Anders, comme d’autres penseurs qui ont réfléchi à l’Holocauste dans les décennies qui ont suivi la Seconde Guerre mondiale, nous a mis en garde contre le fait que ce qui s’est passé a ses racines dans des processus culturels et économiques qui n’ont pas cessé avec la fin de la Shoah.
Le destin de l’humanité
Il est désormais clair que nous n’avons pas tenu compte des avertissements et que nous vivons l’horreur d’une extermination prolongée, de proportions industrielles, justifiée comme rationnelle et morale – un échec macabre du XXIe siècle à respecter l’engagement du « plus jamais ça ».
L’ONU et le régime juridique international censés protéger les droits humains universels et la dignité se révèlent dénués du pouvoir de réguler réellement les affaires humaines.
Même des hommes politiques modérés, comme le haut représentant de l’UE pour les affaires internationales, Josep Borrell, ont exprimé publiquement cette prise de conscience. En mars, Borrell a observé : « [Gaza] est un cimetière pour des dizaines de milliers de personnes, et aussi un cimetière pour bon nombre des principes les plus importants du droit humanitaire. »

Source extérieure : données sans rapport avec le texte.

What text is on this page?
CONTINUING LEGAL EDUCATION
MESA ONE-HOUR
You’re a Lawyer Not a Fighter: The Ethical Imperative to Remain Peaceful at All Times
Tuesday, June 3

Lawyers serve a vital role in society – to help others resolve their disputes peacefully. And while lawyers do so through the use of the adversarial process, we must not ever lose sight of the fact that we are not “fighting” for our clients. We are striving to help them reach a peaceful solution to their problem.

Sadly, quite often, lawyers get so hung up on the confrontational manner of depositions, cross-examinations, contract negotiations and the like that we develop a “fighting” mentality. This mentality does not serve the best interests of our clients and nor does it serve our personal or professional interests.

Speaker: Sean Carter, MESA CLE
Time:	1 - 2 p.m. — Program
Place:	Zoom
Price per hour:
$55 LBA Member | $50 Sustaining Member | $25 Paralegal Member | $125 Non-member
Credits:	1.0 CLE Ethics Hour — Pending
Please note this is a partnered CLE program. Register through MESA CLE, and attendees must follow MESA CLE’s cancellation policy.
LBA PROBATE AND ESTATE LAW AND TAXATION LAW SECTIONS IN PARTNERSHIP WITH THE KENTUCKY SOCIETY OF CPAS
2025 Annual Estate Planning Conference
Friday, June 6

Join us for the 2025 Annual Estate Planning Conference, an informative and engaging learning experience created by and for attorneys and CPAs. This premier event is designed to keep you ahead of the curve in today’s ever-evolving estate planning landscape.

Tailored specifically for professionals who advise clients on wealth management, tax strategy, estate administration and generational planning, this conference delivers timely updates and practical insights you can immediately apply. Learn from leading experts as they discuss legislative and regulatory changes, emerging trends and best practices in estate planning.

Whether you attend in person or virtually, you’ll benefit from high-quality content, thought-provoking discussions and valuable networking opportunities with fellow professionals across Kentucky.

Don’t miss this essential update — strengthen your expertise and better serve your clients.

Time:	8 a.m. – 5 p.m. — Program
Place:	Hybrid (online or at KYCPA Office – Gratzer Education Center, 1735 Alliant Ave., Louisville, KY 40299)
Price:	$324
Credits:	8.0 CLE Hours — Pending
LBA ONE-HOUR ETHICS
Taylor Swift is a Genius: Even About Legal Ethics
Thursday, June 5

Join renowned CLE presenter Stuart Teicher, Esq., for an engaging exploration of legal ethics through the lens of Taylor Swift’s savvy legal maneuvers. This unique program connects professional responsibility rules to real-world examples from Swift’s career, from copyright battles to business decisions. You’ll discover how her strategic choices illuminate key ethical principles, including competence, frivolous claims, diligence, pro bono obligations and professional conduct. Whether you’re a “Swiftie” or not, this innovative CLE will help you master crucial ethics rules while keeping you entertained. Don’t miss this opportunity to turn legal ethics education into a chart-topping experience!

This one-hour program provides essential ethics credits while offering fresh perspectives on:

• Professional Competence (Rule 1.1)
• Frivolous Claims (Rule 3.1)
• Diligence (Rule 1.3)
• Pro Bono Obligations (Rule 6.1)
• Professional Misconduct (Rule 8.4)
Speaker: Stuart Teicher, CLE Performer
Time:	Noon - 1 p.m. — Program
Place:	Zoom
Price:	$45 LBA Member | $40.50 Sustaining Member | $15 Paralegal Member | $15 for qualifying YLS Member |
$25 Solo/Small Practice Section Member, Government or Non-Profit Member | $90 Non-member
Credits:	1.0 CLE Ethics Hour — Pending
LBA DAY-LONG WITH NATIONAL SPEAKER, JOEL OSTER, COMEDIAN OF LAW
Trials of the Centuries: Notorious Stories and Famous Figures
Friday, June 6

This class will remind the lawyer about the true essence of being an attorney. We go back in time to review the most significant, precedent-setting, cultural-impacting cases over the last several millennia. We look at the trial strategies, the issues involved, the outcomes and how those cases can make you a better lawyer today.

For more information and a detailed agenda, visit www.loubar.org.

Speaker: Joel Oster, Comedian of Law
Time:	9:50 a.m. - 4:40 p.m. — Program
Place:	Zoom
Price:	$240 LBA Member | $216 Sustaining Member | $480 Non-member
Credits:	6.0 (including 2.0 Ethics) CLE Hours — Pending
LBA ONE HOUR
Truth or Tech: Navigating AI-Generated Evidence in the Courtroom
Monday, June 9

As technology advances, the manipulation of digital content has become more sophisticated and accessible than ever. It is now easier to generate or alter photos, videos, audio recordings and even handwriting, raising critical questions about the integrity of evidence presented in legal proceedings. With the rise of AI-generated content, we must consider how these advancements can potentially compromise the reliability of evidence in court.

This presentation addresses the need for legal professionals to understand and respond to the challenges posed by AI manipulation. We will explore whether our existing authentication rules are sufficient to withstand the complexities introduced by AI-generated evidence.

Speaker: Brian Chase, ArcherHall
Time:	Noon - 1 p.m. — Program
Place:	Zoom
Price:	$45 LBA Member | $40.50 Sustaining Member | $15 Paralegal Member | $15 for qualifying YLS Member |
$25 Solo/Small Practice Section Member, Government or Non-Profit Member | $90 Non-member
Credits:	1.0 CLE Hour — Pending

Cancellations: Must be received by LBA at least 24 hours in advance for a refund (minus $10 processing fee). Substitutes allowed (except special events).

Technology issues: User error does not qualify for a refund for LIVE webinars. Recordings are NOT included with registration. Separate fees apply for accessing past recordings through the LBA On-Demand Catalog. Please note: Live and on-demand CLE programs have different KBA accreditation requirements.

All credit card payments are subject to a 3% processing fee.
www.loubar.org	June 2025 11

L’ancien journaliste du New York Times Chris Hedges a noté avec tristesse que dans un monde assiégé par la poursuite du profit au milieu d’une concentration grotesque de puissance militaire et financière provoquant une catastrophe climatique en cours de route, le génocide ne sera pas une anomalie, mais la nouvelle norme. « Le monde, en dehors des forteresses industrialisées du Nord global, est parfaitement conscient que le sort des Palestiniens est leur destin », a-t-il écrit dans un article récent.
Alors que la machine de guerre alimentée par l’IA et par le profit bafoue la dignité humaine et que les ressources de notre planète et de nos vies sont sauvagement extraites pour accumuler des richesses pour l’élite de la fintech, il nous appartient de décider si nous voulons que Gaza 2035 soit notre avenir collectif. Une action – disciplinée, consciente, transnationale et résolue – est nécessaire pour éviter une catastrophe mondiale et façonner un avenir meilleur pour nos enfants.